Mercer Wealth, which globally has $160 billion in AUM, plans to boost its AUM in the region to $2-$3bn in the next 2-3 years from the present $1bn, said Yasir AbuShaban, a Dubai-based principal with Mercer Wealth.

Within the next two to three years, we are looking at reaching $2 to $3 billion as a conservative estimate and we do see an opportunity to do so,” said Mr AbuShaban.

Mercer does not directly make investments, but allocates clients’ money they have discretion to, to professional asset managers. They also provide advice to clients.

“We have buying power. We can negotiate on their (client’s) behalf with asset managers to provide them lower fees than they otherwise would have to get on their own,” he added.

Mercer Wealth’s clients include sovereign wealth funds, family offices, and insurance companies among others.

From its office in Dubai, Mercer also looks after Africa, India and Turkey, where they also see opportunity for growth.

Wealth creation in Middle East and Africa (MEA) grew 8.5 per cent to $8.1 trillion last year from $7.5tn in 2015, higher than last year’s global average of 6 per cent and the second-highest growth in a region after Asia-Pacific which grew 9.9 per cent, according to consultancy Boston Consulting Group (BCG). In the region, where wealth grew just 1.9 per cent in 2015 compared with 2014, a pickup in oil prices has helped in wealth generation.

BCG is forecasting MEA wealth will rise to $12tn by 2021, growing at an annual average of 8 per cent.

Drivers of wealth generation in the region will be split evenly between new wealth creation and growth of performance of existing assets, according to BCG.

Another general trend in the region is clients’ looking for a comprehensive approach to investing, according to Mr AbuShaban.

“Institutional investors or some of the families are seeing a slowdown in the available capital they have to invest and in that sense they are looking at optimizing the way they manage their portfolios and making sure they are not investing haphazardly and different parts of their investment are working together,” said Mr AbuShaban.

Some clients also have a higher appetite for risk, given the low interest-rate environment that does not provide enough yield for some institutional investors. These clients are keen to invest in illiquid assets, such as private equity and infrastructure.

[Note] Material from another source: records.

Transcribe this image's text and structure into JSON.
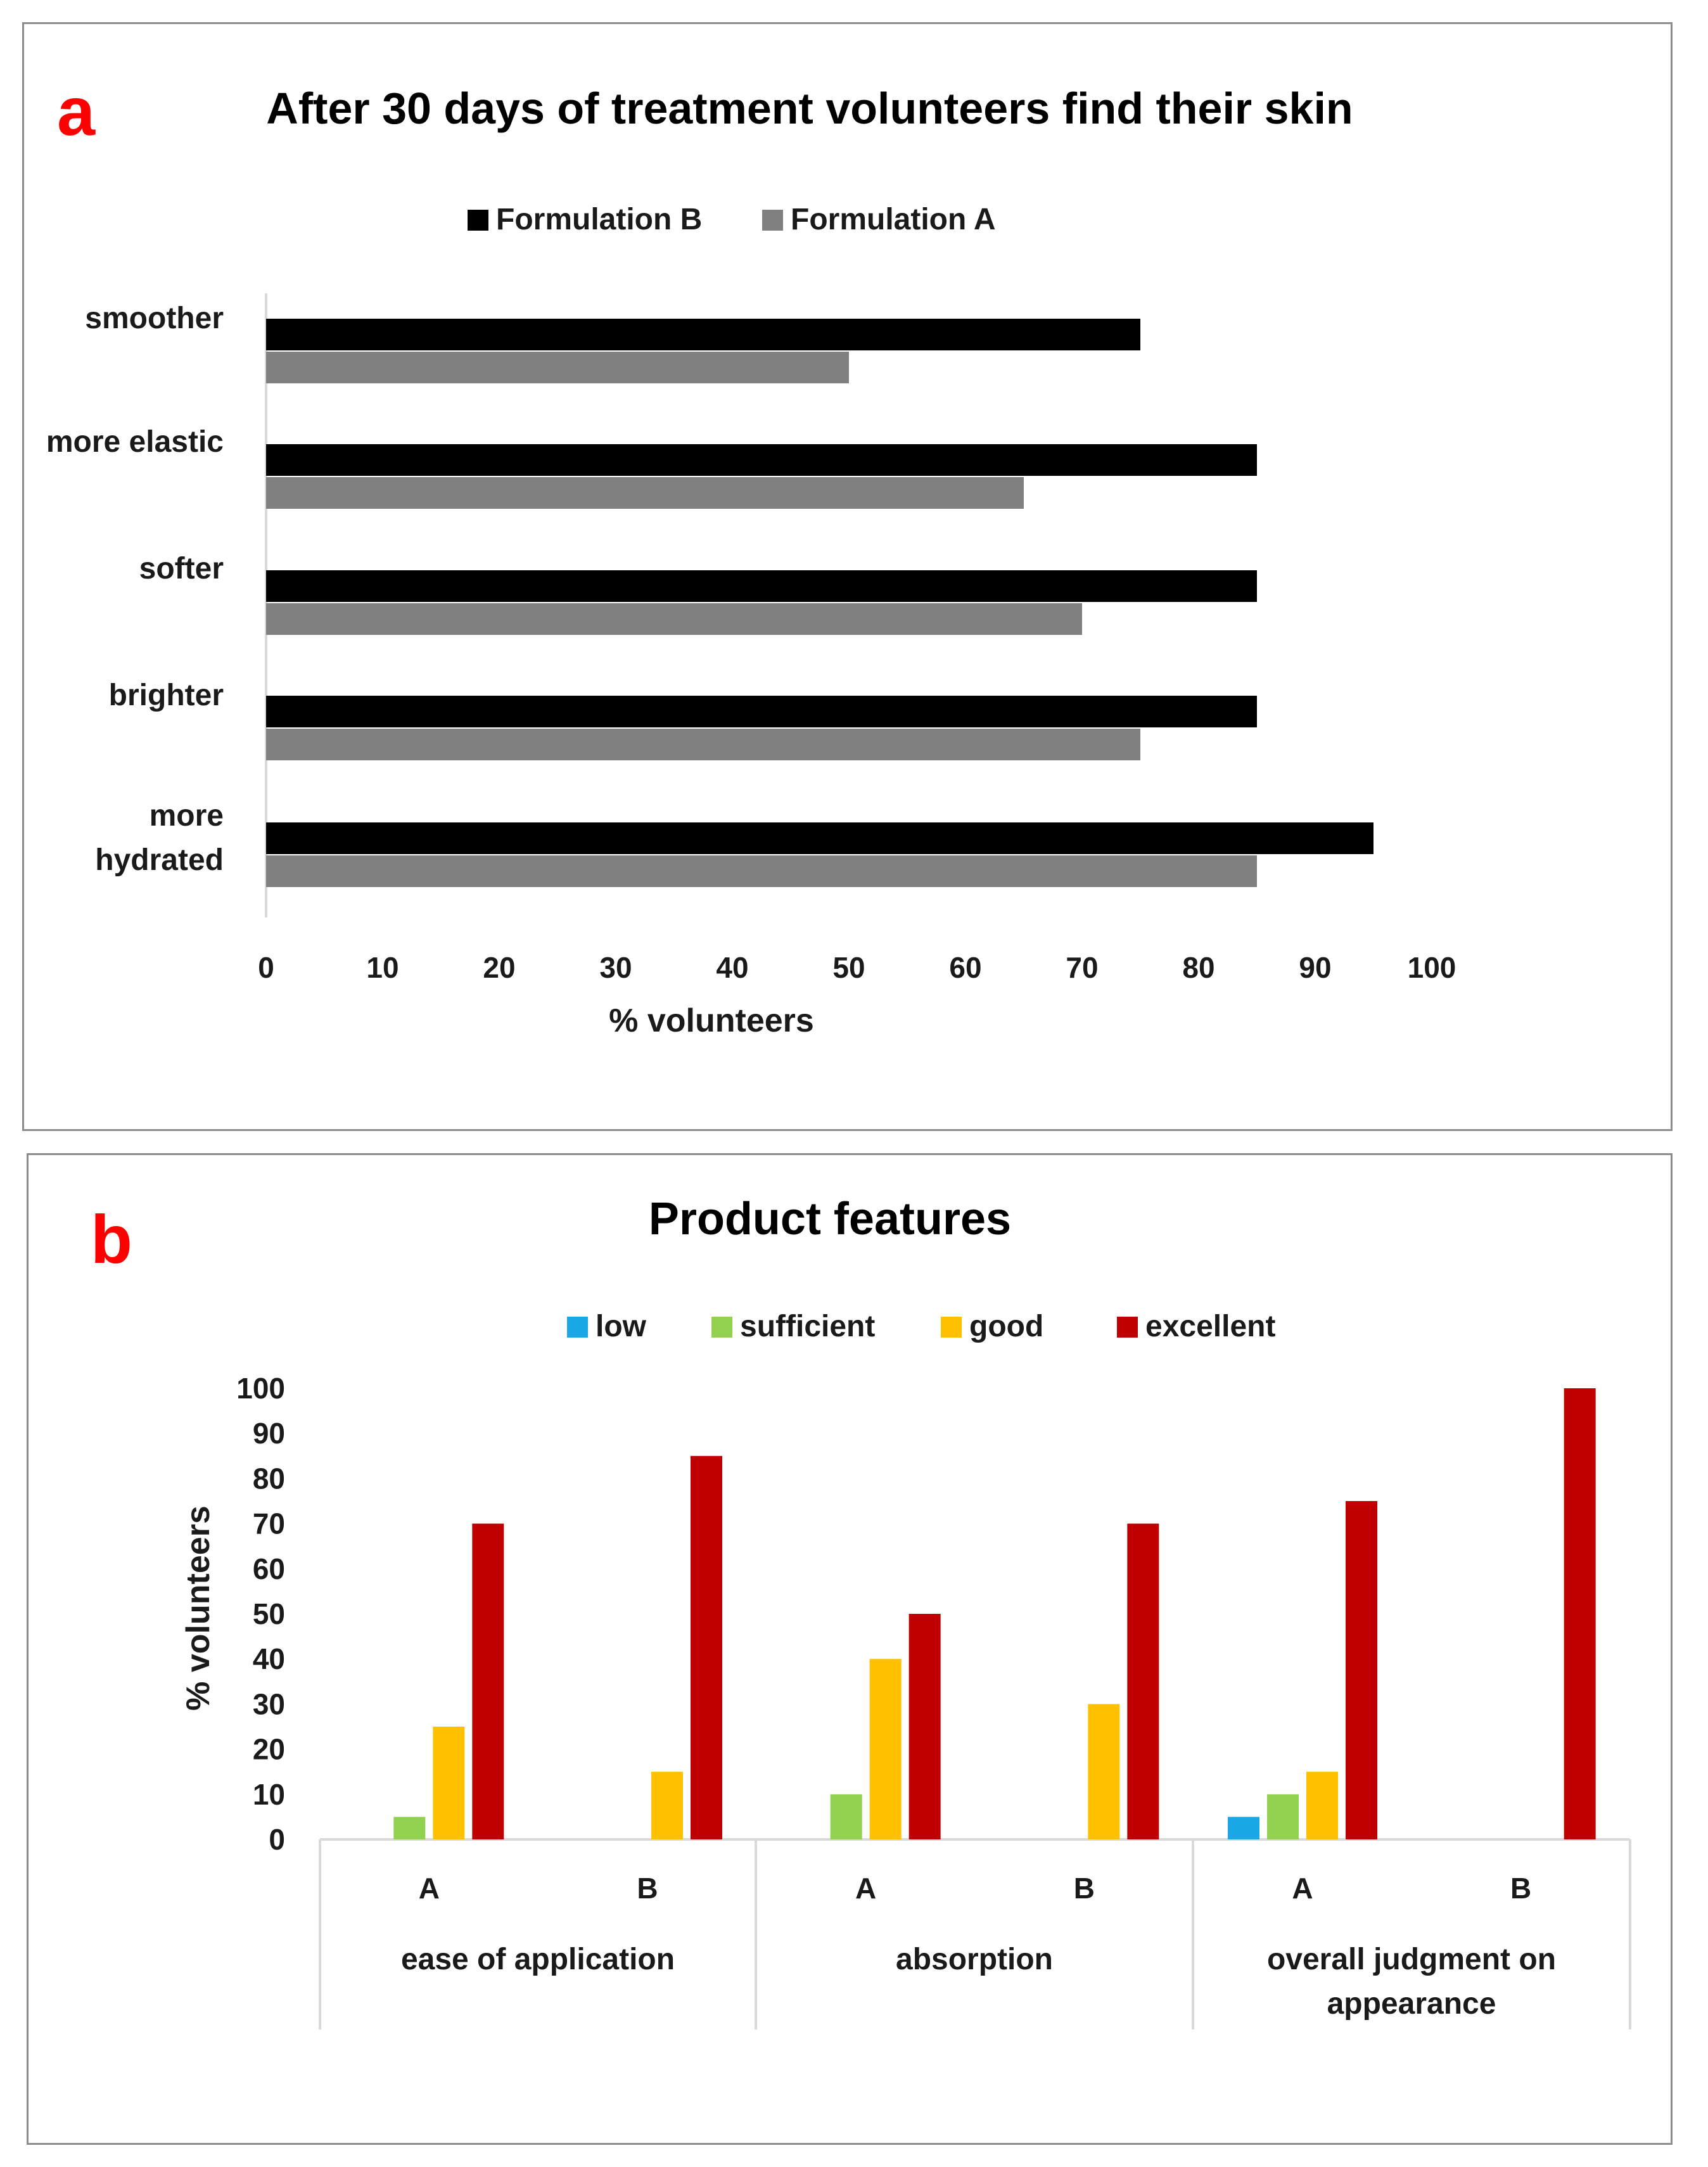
{
  "figure": {
    "panel_a": {
      "letter": "a"
    },
    "panel_b": {
      "letter": "b"
    }
  },
  "colors": {
    "formulation_b": "#000000",
    "formulation_a": "#808080",
    "low": "#1aa7e6",
    "sufficient": "#92d050",
    "good": "#ffc000",
    "excellent": "#c00000",
    "axis": "#d9d9d9",
    "panel_letter": "#ff0000"
  },
  "chart_data": [
    {
      "type": "bar",
      "orientation": "horizontal",
      "title": "After 30 days of treatment volunteers find their skin",
      "categories": [
        "smoother",
        "more elastic",
        "softer",
        "brighter",
        "more hydrated"
      ],
      "category_lines": [
        [
          "smoother"
        ],
        [
          "more elastic"
        ],
        [
          "softer"
        ],
        [
          "brighter"
        ],
        [
          "more",
          "hydrated"
        ]
      ],
      "series": [
        {
          "name": "Formulation B",
          "color_key": "formulation_b",
          "values": [
            75,
            85,
            85,
            85,
            95
          ]
        },
        {
          "name": "Formulation A",
          "color_key": "formulation_a",
          "values": [
            50,
            65,
            70,
            75,
            85
          ]
        }
      ],
      "xlabel": "% volunteers",
      "xlim": [
        0,
        100
      ],
      "xticks": [
        "0",
        "10",
        "20",
        "30",
        "40",
        "50",
        "60",
        "70",
        "80",
        "90",
        "100"
      ],
      "legend": "top-center",
      "grid": false
    },
    {
      "type": "bar",
      "orientation": "vertical",
      "title": "Product features",
      "groups": [
        {
          "label_lines": [
            "ease of application"
          ],
          "subcategories": [
            "A",
            "B"
          ]
        },
        {
          "label_lines": [
            "absorption"
          ],
          "subcategories": [
            "A",
            "B"
          ]
        },
        {
          "label_lines": [
            "overall judgment on",
            "appearance"
          ],
          "subcategories": [
            "A",
            "B"
          ]
        }
      ],
      "series": [
        {
          "name": "low",
          "color_key": "low",
          "values": [
            0,
            0,
            0,
            0,
            5,
            0
          ]
        },
        {
          "name": "sufficient",
          "color_key": "sufficient",
          "values": [
            5,
            0,
            10,
            0,
            10,
            0
          ]
        },
        {
          "name": "good",
          "color_key": "good",
          "values": [
            25,
            15,
            40,
            30,
            15,
            0
          ]
        },
        {
          "name": "excellent",
          "color_key": "excellent",
          "values": [
            70,
            85,
            50,
            70,
            75,
            100
          ]
        }
      ],
      "ylabel": "% volunteers",
      "ylim": [
        0,
        100
      ],
      "yticks": [
        "0",
        "10",
        "20",
        "30",
        "40",
        "50",
        "60",
        "70",
        "80",
        "90",
        "100"
      ],
      "legend": "top-center",
      "grid": false
    }
  ]
}
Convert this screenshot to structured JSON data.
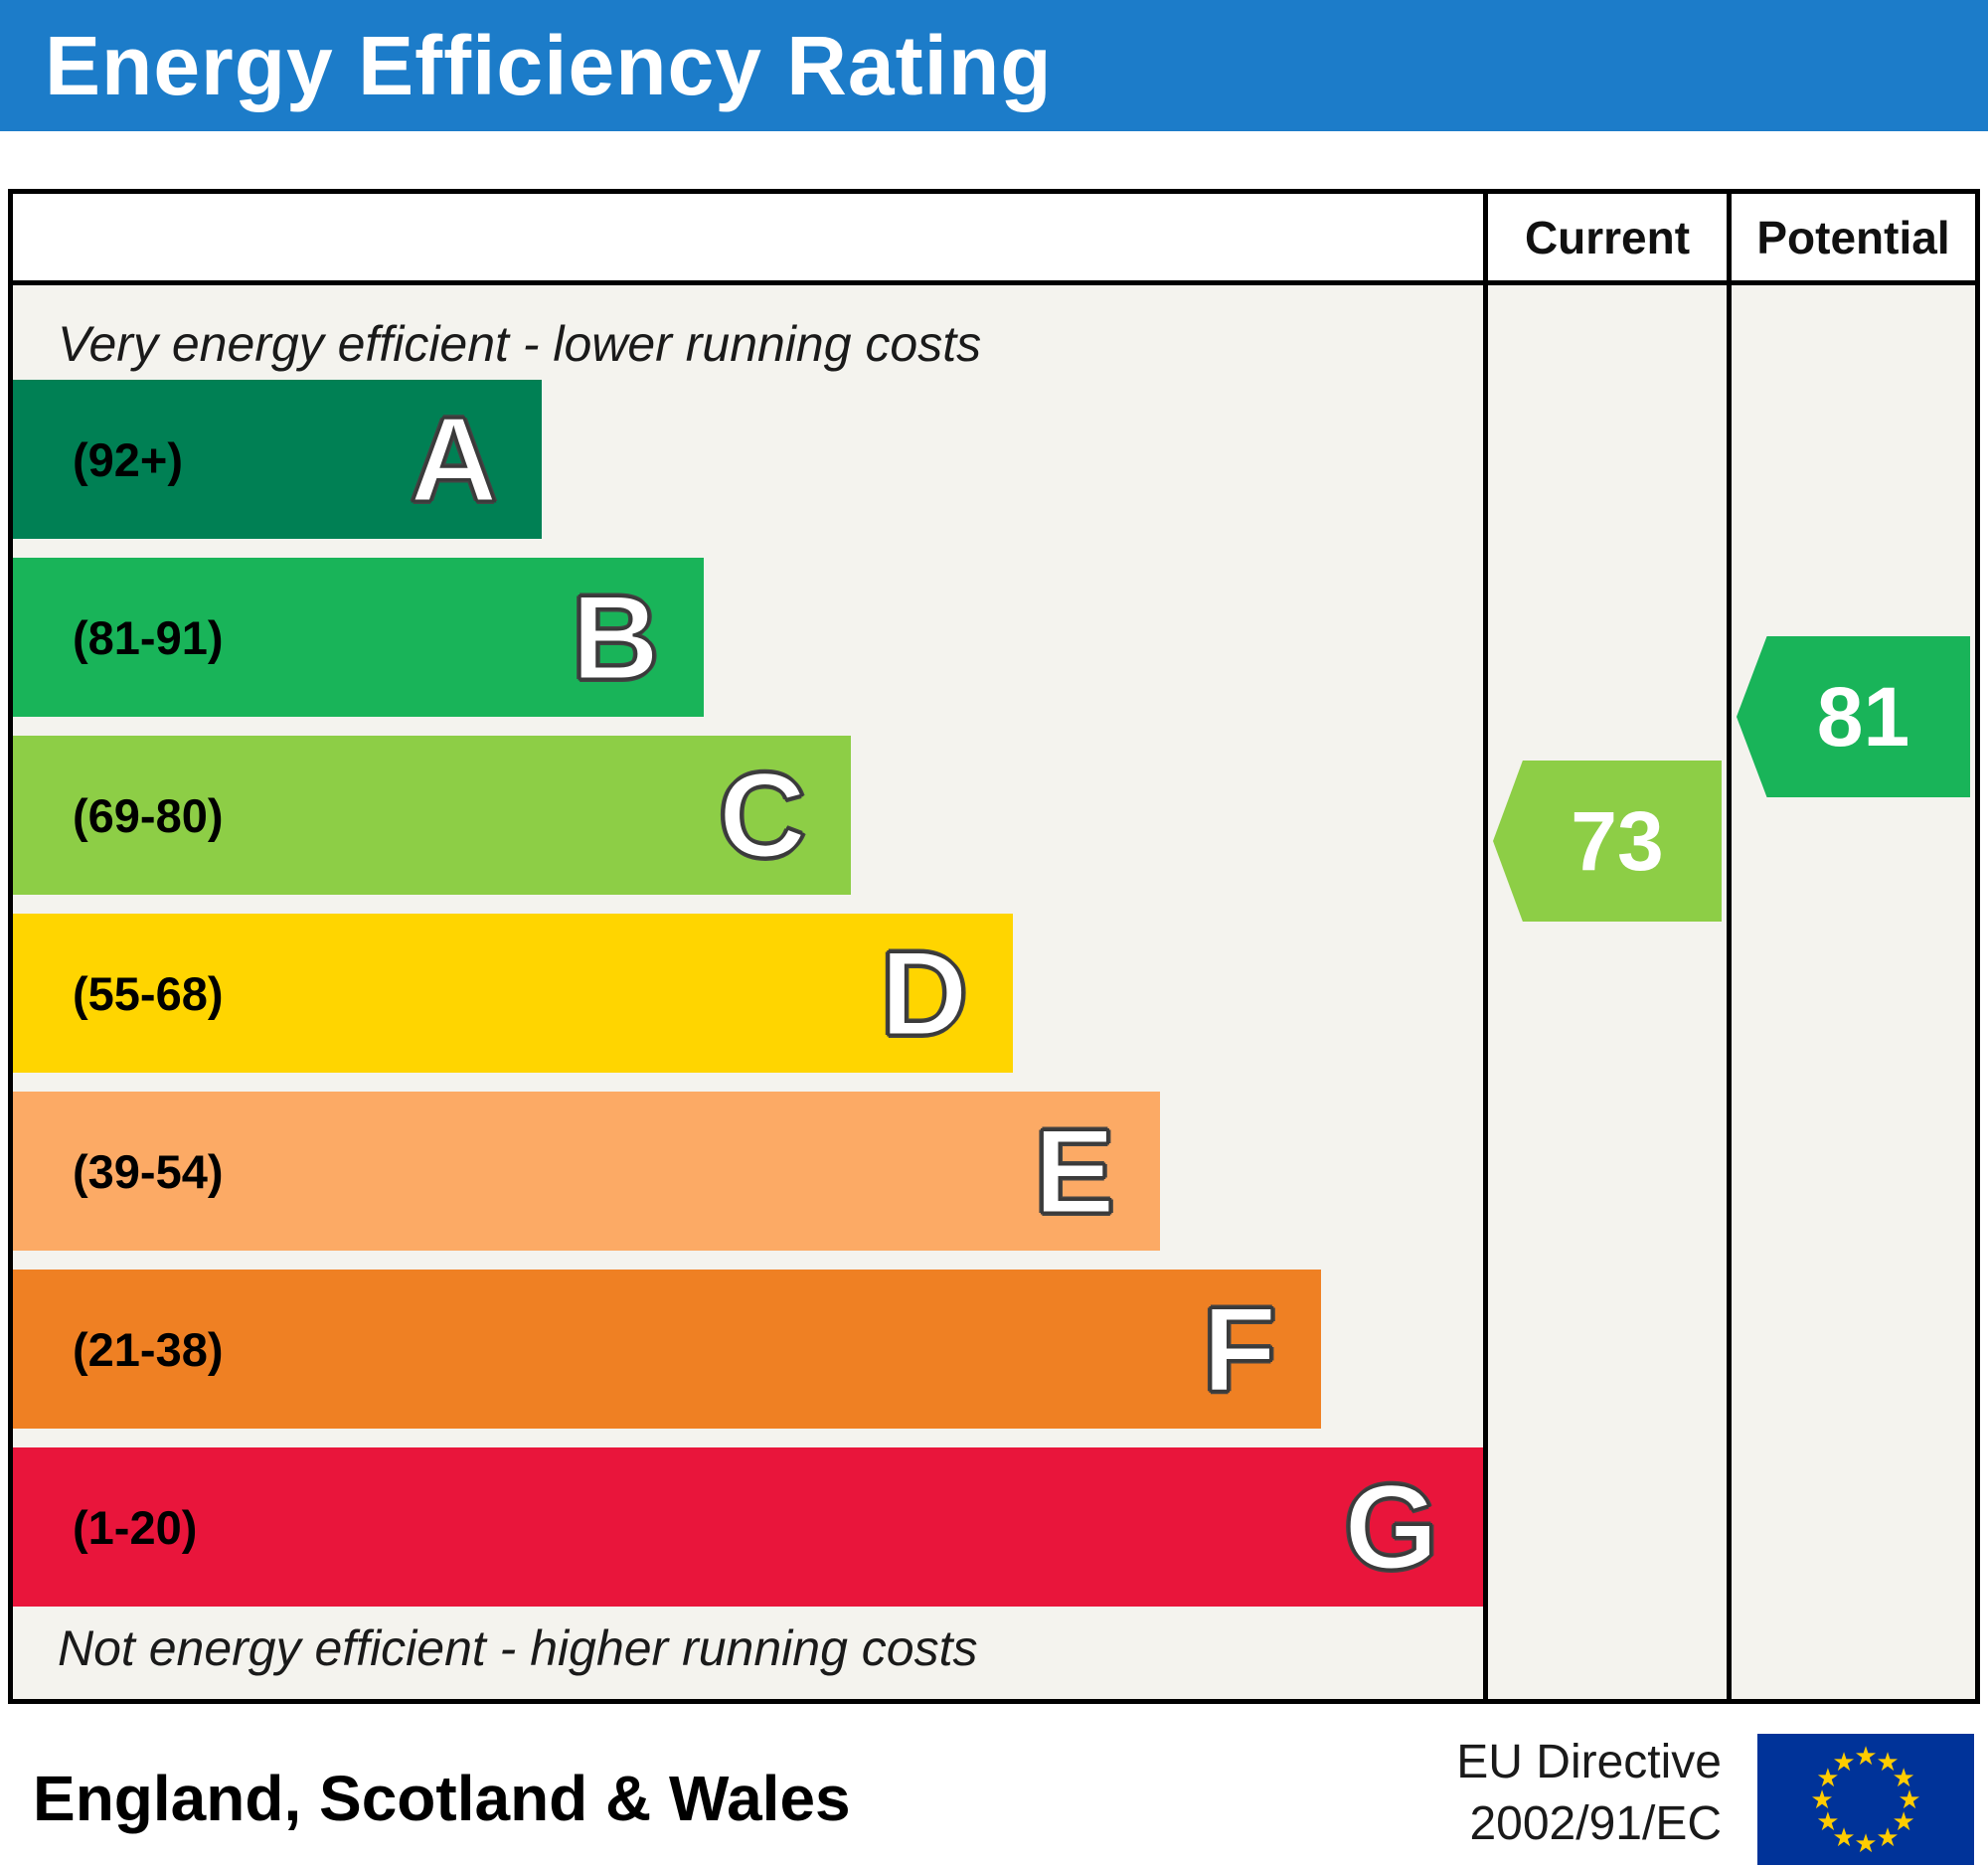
{
  "title": "Energy Efficiency Rating",
  "columns": {
    "current": "Current",
    "potential": "Potential"
  },
  "notes": {
    "top": "Very energy efficient - lower running costs",
    "bottom": "Not energy efficient - higher running costs"
  },
  "footer": {
    "region": "England, Scotland & Wales",
    "directive": [
      "EU Directive",
      "2002/91/EC"
    ]
  },
  "colors": {
    "header_bg": "#1c7cc9",
    "header_text": "#ffffff",
    "border": "#000000",
    "eu_flag_bg": "#003399",
    "eu_star": "#ffcc00"
  },
  "chart_data": {
    "type": "bar",
    "title": "Energy Efficiency Rating",
    "legend_position": "none",
    "bands": [
      {
        "letter": "A",
        "range": "(92+)",
        "min": 92,
        "max": 100,
        "color": "#008054",
        "width_pct": 36
      },
      {
        "letter": "B",
        "range": "(81-91)",
        "min": 81,
        "max": 91,
        "color": "#19b459",
        "width_pct": 47
      },
      {
        "letter": "C",
        "range": "(69-80)",
        "min": 69,
        "max": 80,
        "color": "#8dce46",
        "width_pct": 57
      },
      {
        "letter": "D",
        "range": "(55-68)",
        "min": 55,
        "max": 68,
        "color": "#ffd500",
        "width_pct": 68
      },
      {
        "letter": "E",
        "range": "(39-54)",
        "min": 39,
        "max": 54,
        "color": "#fcaa65",
        "width_pct": 78
      },
      {
        "letter": "F",
        "range": "(21-38)",
        "min": 21,
        "max": 38,
        "color": "#ef8023",
        "width_pct": 89
      },
      {
        "letter": "G",
        "range": "(1-20)",
        "min": 1,
        "max": 20,
        "color": "#e9153b",
        "width_pct": 100
      }
    ],
    "current": {
      "label": "Current",
      "value": 73,
      "band": "C",
      "color": "#8dce46"
    },
    "potential": {
      "label": "Potential",
      "value": 81,
      "band": "B",
      "color": "#19b459"
    }
  }
}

“What we have seen is a desire for higher returns in what has been a low-return environment specifically in various fixed income or bonds,” he said.

“In this environment, we have seen a de facto increase in the risk that clients are taking in things like illiquid investments, private equity investments, infrastructure and private debt, those kind of investments were higher illiquidity results in incrementally higher returns.”

The Abu Dhabi Investment Authority, one of the largest sovereign wealth funds, said in its 2016 report that has gradually increased its exposure in direct private equity and private credit transactions, mainly in Asian markets and especially in China and India. The authority’s private equity department focused on structured equities owing to “their defensive characteristics.”